Del bosque llegaba un leve rumor de
hojas. A excepción de eso, dentro del Gran Roble sólo se escuchaban sus
plegarias en voz baja; siempre las decía en la lengua Celestial, así lo hacía
desde que era un aprendiz y ahora que el bosque y el templo que estaban a su
cargo eran amenazados elevaba sus plegarias con más desesperación, pero nunca
con menos fe.
Farbonta era un
pequeño pueblo apenas percibido por los grandes reinos de los alrededores,
pacífico y aislado, parecía ser una extensión más del bosque; las plantas que
crecían entre los pocos adoquines en el suelo y las enredaderas que subían por
las paredes de las casas o colgaban desde los techos de las más altas daban un
aire rústico a las viviendas, como si el pueblo estuviese abandonado a la
merced de la naturaleza. Los pobladores estaban acostumbrados a hacer de
jardineros comunitarios, más que una responsabilidad o un trabajo, para ellos
era una tradición cuidar la flora que los envolvía.
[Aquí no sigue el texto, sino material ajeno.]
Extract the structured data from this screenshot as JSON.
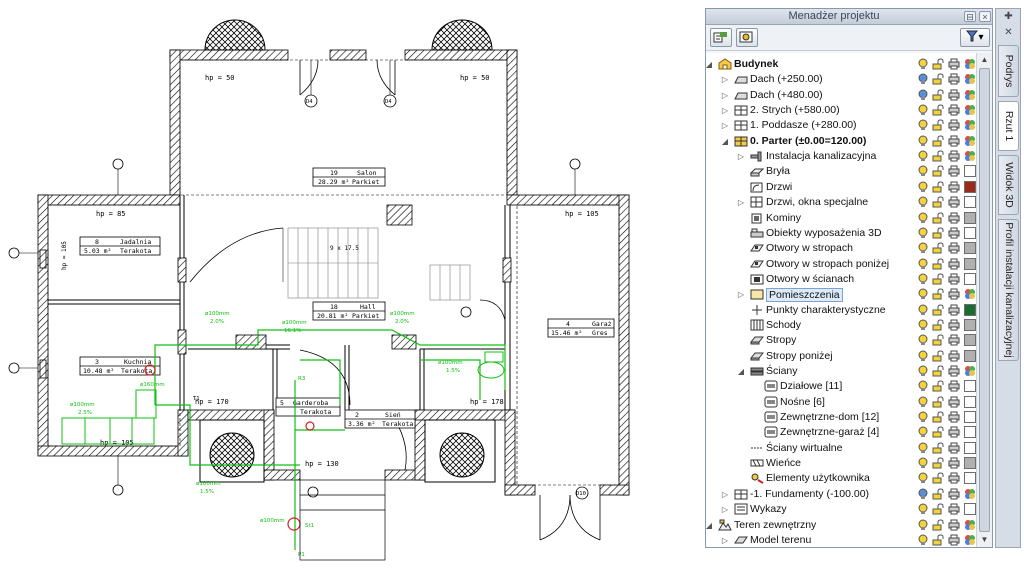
{
  "panel": {
    "title": "Menadżer projektu",
    "pin": "⊟",
    "close": "×",
    "toolbar_filter_arrow": "▾"
  },
  "sidetabs": [
    "Podrys",
    "Rzut 1",
    "Widok 3D",
    "Profil instalacji kanalizacyjnej"
  ],
  "tree": [
    {
      "label": "Budynek",
      "level": 0,
      "expander": "◢",
      "bold": true,
      "icon": "building-icon",
      "lamp": "yellow",
      "swatch": "multi"
    },
    {
      "label": "Dach (+250.00)",
      "level": 1,
      "expander": "▷",
      "icon": "roof-icon",
      "lamp": "blue",
      "swatch": "multi"
    },
    {
      "label": "Dach (+480.00)",
      "level": 1,
      "expander": "▷",
      "icon": "roof-icon",
      "lamp": "blue",
      "swatch": "multi"
    },
    {
      "label": "2. Strych (+580.00)",
      "level": 1,
      "expander": "▷",
      "icon": "floor-icon",
      "lamp": "yellow",
      "swatch": "multi"
    },
    {
      "label": "1. Poddasze (+280.00)",
      "level": 1,
      "expander": "▷",
      "icon": "floor-icon",
      "lamp": "yellow",
      "swatch": "multi"
    },
    {
      "label": "0. Parter (±0.00=120.00)",
      "level": 1,
      "expander": "◢",
      "bold": true,
      "icon": "active-floor-icon",
      "lamp": "yellow",
      "swatch": "multi"
    },
    {
      "label": "Instalacja kanalizacyjna",
      "level": 2,
      "expander": "▷",
      "icon": "pipe-icon",
      "lamp": "yellow",
      "swatch": "multi"
    },
    {
      "label": "Bryła",
      "level": 2,
      "icon": "solid-icon",
      "lamp": "yellow",
      "swatch": "#ffffff"
    },
    {
      "label": "Drzwi",
      "level": 2,
      "icon": "door-icon",
      "lamp": "yellow",
      "swatch": "#9b2a1a"
    },
    {
      "label": "Drzwi, okna specjalne",
      "level": 2,
      "expander": "▷",
      "icon": "window-icon",
      "lamp": "yellow",
      "swatch": "#ffffff"
    },
    {
      "label": "Kominy",
      "level": 2,
      "icon": "chimney-icon",
      "lamp": "yellow",
      "swatch": "#b0b0b0"
    },
    {
      "label": "Obiekty wyposażenia 3D",
      "level": 2,
      "icon": "furniture-icon",
      "lamp": "yellow",
      "swatch": "#ffffff"
    },
    {
      "label": "Otwory w stropach",
      "level": 2,
      "icon": "opening-icon",
      "lamp": "yellow",
      "swatch": "#b0b0b0"
    },
    {
      "label": "Otwory w stropach poniżej",
      "level": 2,
      "icon": "opening-icon",
      "lamp": "yellow",
      "swatch": "#b0b0b0"
    },
    {
      "label": "Otwory w ścianach",
      "level": 2,
      "icon": "wall-opening-icon",
      "lamp": "yellow",
      "swatch": "#ffffff"
    },
    {
      "label": "Pomieszczenia",
      "level": 2,
      "expander": "▷",
      "icon": "room-icon",
      "lamp": "yellow",
      "swatch": "multi",
      "selected": true
    },
    {
      "label": "Punkty charakterystyczne",
      "level": 2,
      "icon": "point-icon",
      "lamp": "yellow",
      "swatch": "#1a6d2f"
    },
    {
      "label": "Schody",
      "level": 2,
      "icon": "stairs-icon",
      "lamp": "yellow",
      "swatch": "#b0b0b0"
    },
    {
      "label": "Stropy",
      "level": 2,
      "icon": "slab-icon",
      "lamp": "yellow",
      "swatch": "#b0b0b0"
    },
    {
      "label": "Stropy poniżej",
      "level": 2,
      "icon": "slab-icon",
      "lamp": "yellow",
      "swatch": "#b0b0b0"
    },
    {
      "label": "Ściany",
      "level": 2,
      "expander": "◢",
      "icon": "wall-icon",
      "lamp": "yellow",
      "swatch": "multi"
    },
    {
      "label": "Działowe [11]",
      "level": 3,
      "icon": "wall-type-icon",
      "lamp": "yellow",
      "swatch": "#ffffff"
    },
    {
      "label": "Nośne [6]",
      "level": 3,
      "icon": "wall-type-icon",
      "lamp": "yellow",
      "swatch": "#ffffff"
    },
    {
      "label": "Zewnętrzne-dom [12]",
      "level": 3,
      "icon": "wall-type-icon",
      "lamp": "yellow",
      "swatch": "#ffffff"
    },
    {
      "label": "Zewnętrzne-garaż [4]",
      "level": 3,
      "icon": "wall-type-icon",
      "lamp": "yellow",
      "swatch": "#ffffff"
    },
    {
      "label": "Ściany wirtualne",
      "level": 2,
      "icon": "virtual-wall-icon",
      "lamp": "yellow",
      "swatch": "#ffffff"
    },
    {
      "label": "Wieńce",
      "level": 2,
      "icon": "ring-beam-icon",
      "lamp": "yellow",
      "swatch": "#b0b0b0"
    },
    {
      "label": "Elementy użytkownika",
      "level": 2,
      "icon": "user-elements-icon",
      "lamp": "yellow",
      "swatch": "#ffffff"
    },
    {
      "label": "-1. Fundamenty (-100.00)",
      "level": 1,
      "expander": "▷",
      "icon": "floor-icon",
      "lamp": "blue",
      "swatch": "multi"
    },
    {
      "label": "Wykazy",
      "level": 1,
      "expander": "▷",
      "icon": "list-icon",
      "lamp": "yellow",
      "swatch": "#ffffff"
    },
    {
      "label": "Teren zewnętrzny",
      "level": 0,
      "expander": "◢",
      "icon": "terrain-icon",
      "lamp": "yellow",
      "swatch": "multi"
    },
    {
      "label": "Model terenu",
      "level": 1,
      "expander": "▷",
      "icon": "terrain-model-icon",
      "lamp": "yellow",
      "swatch": "multi"
    }
  ],
  "plan": {
    "rooms": [
      {
        "num": "19",
        "name": "Salon",
        "area": "28.29 m²",
        "floor": "Parkiet"
      },
      {
        "num": "8",
        "name": "Jadalnia",
        "area": "5.03 m²",
        "floor": "Terakota"
      },
      {
        "num": "18",
        "name": "Hall",
        "area": "20.81 m²",
        "floor": "Parkiet"
      },
      {
        "num": "4",
        "name": "Garaż",
        "area": "15.46 m²",
        "floor": "Gres"
      },
      {
        "num": "3",
        "name": "Kuchnia",
        "area": "10.48 m²",
        "floor": "Terakota"
      },
      {
        "num": "2",
        "name": "Sień",
        "area": "3.36 m²",
        "floor": "Terakota"
      },
      {
        "num": "5",
        "name": "Garderoba",
        "area": "",
        "floor": "Terakota"
      }
    ],
    "labels": {
      "hp50a": "hp = 50",
      "hp50b": "hp = 50",
      "hp85": "hp = 85",
      "hp105a": "hp = 105",
      "hp105b": "hp = 105",
      "hp105c": "hp = 105",
      "hp170": "hp = 170",
      "hp178": "hp = 178",
      "hp130": "hp = 130",
      "d4a": "D4",
      "d4b": "D4",
      "d10": "D10",
      "p1": "P1",
      "st1": "St1",
      "r3": "R3",
      "t1": "T1",
      "stairs": "9 x 17.5",
      "p100a": "ø100mm",
      "p100b": "ø100mm",
      "p100c": "ø100mm",
      "p100d": "ø100mm",
      "p100e": "ø100mm",
      "p100f": "ø100mm",
      "p100g": "ø100mm",
      "p160": "ø160mm",
      "pct1": "2.0%",
      "pct2": "16.1%",
      "pct3": "2.0%",
      "pct4": "1.5%",
      "pct5": "2.5%",
      "pct6": "1.5%"
    }
  }
}
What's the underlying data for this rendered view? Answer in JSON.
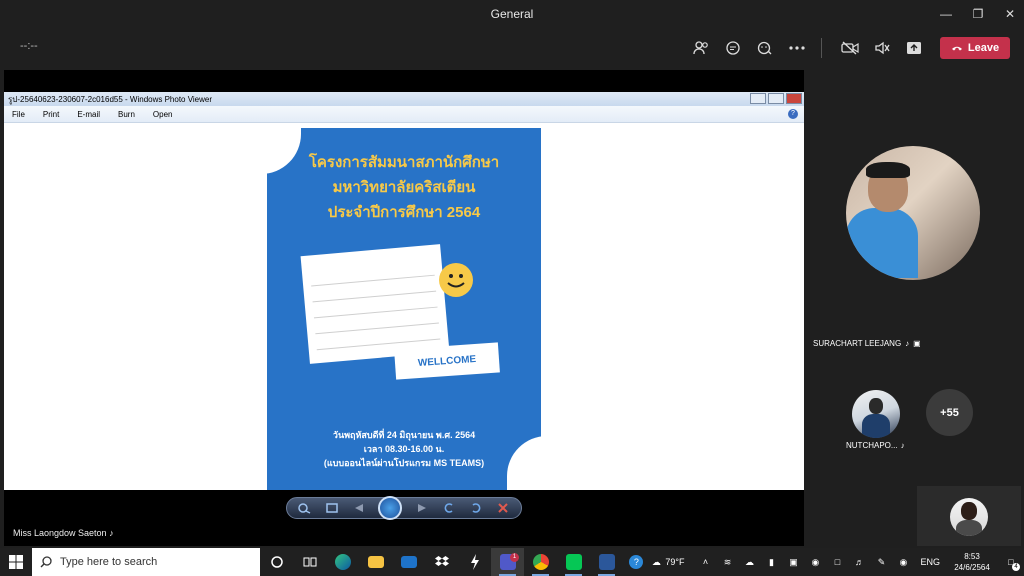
{
  "window": {
    "title": "General"
  },
  "meeting": {
    "timer": "--:--",
    "leave_label": "Leave"
  },
  "photo_viewer": {
    "title": "รูป-25640623-230607-2c016d55 - Windows Photo Viewer",
    "menu": [
      "File",
      "Print",
      "E-mail",
      "Burn",
      "Open"
    ]
  },
  "poster": {
    "title_lines": [
      "โครงการสัมมนาสภานักศึกษา",
      "มหาวิทยาลัยคริสเตียน",
      "ประจำปีการศึกษา 2564"
    ],
    "welcome": "WELLCOME",
    "footer_lines": [
      "วันพฤหัสบดีที่ 24 มิถุนายน พ.ศ. 2564",
      "เวลา 08.30-16.00 น.",
      "(แบบออนไลน์ผ่านโปรแกรม MS TEAMS)"
    ]
  },
  "presenter_name": "Miss Laongdow Saeton",
  "participants": {
    "main_name": "SURACHART LEEJANG",
    "second_name": "NUTCHAPO...",
    "more_count": "+55"
  },
  "taskbar": {
    "search_placeholder": "Type here to search",
    "weather": "79°F",
    "lang": "ENG",
    "time": "8:53",
    "date": "24/6/2564",
    "notif_count": "4",
    "teams_badge": "1"
  }
}
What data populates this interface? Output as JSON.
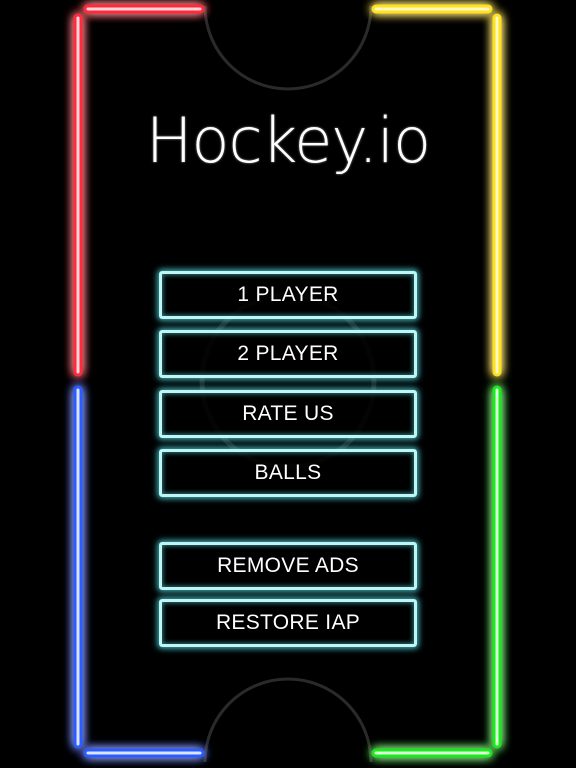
{
  "game": {
    "title": "Hockey.io"
  },
  "menu": {
    "one_player": "1 PLAYER",
    "two_player": "2 PLAYER",
    "rate_us": "RATE US",
    "balls": "BALLS",
    "remove_ads": "REMOVE ADS",
    "restore_iap": "RESTORE IAP"
  },
  "colors": {
    "top_left_wall": "#ff2a3a",
    "top_right_wall": "#ffe21a",
    "bottom_left_wall": "#2a5bff",
    "bottom_right_wall": "#1ee81e",
    "button_border": "#bff5f5",
    "button_glow": "#50dce6",
    "background": "#000000"
  },
  "icons": {
    "board": "neon-hockey-rink"
  }
}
Farbonta era el último
lugar donde uno esperaría que la paz fuera perturbada.
Faunera era el
bosque al este de Farbonta, aunque más conocido que su poblado vecino seguía
siendo un santuario apartado del mundo, así lo querían los druidas que se
habían asentado en él desde hace siglos pues el bosque era hogar las criaturas
más místicas que han pisado esta tierra: los unicornios. Durante las noches más
oscuras, cuando un viajero prestaba la atención suficiente, un brillo
intermitente cruzaba entre los árboles galopando con tranquilidad.
Las leyendas cuentan
que fue ahí donde Ehlonna, diosa de los bosques, dio muerte ella sola a un
dragón verde usando solamente una flecha de su arco y que en el lugar donde el
dragón había caído ella sembró el Gran Roble para ser un templo que protegiera
al bosque de Faunera.
Las hojas volvieron a agitarse con el
viento. Un par de siluetas caminaban desde el bosque y se acercaban al pueblo,
un hombre y una bestia se movían con total serenidad entre las sombras que los
árboles creaban aquella tarde soleada.
El hombre de aspecto
tosco y salvaje contempló el pueblo por un momento con ojos serios. No era un
bárbaro de las tierras del sur, como su vestimenta de pieles podía sugerir, su
semblante era mucho más sereno y pese a sus brazos amplios y fuertes no parecía
alguien violento. Ni siquiera el lobo que iba con él le daba un aspecto
amenazante, ambos guardaban un silencio profundo en el que parecían entenderse
y sus miradas mostraban la misma calma y los mismos pensamientos.
Farbonta estaba
desierta. Dentro de las casas se escuchaba movimiento, de algunas chimeneas
salía humo y las ranas croaban en los charcos, pero el aire estaba tenso y
tanto el hombre como el lobo podían sentirlo. El único movimiento que se podía
ver desde los límites del bosque era el de un hombre trabajando en un jardín al
pie de un roble inmenso.
—Vamos —le dijo el
hombre al lobo y con la misma tranquilidad se acercaron al Gran Roble.
Desde fuera, el
templo de Ehlonna parecía un roble enano en estatura pero amplio de tronco,
dentro de un jardín con pequeñas flroes blancas rodeado de una cerca de madera.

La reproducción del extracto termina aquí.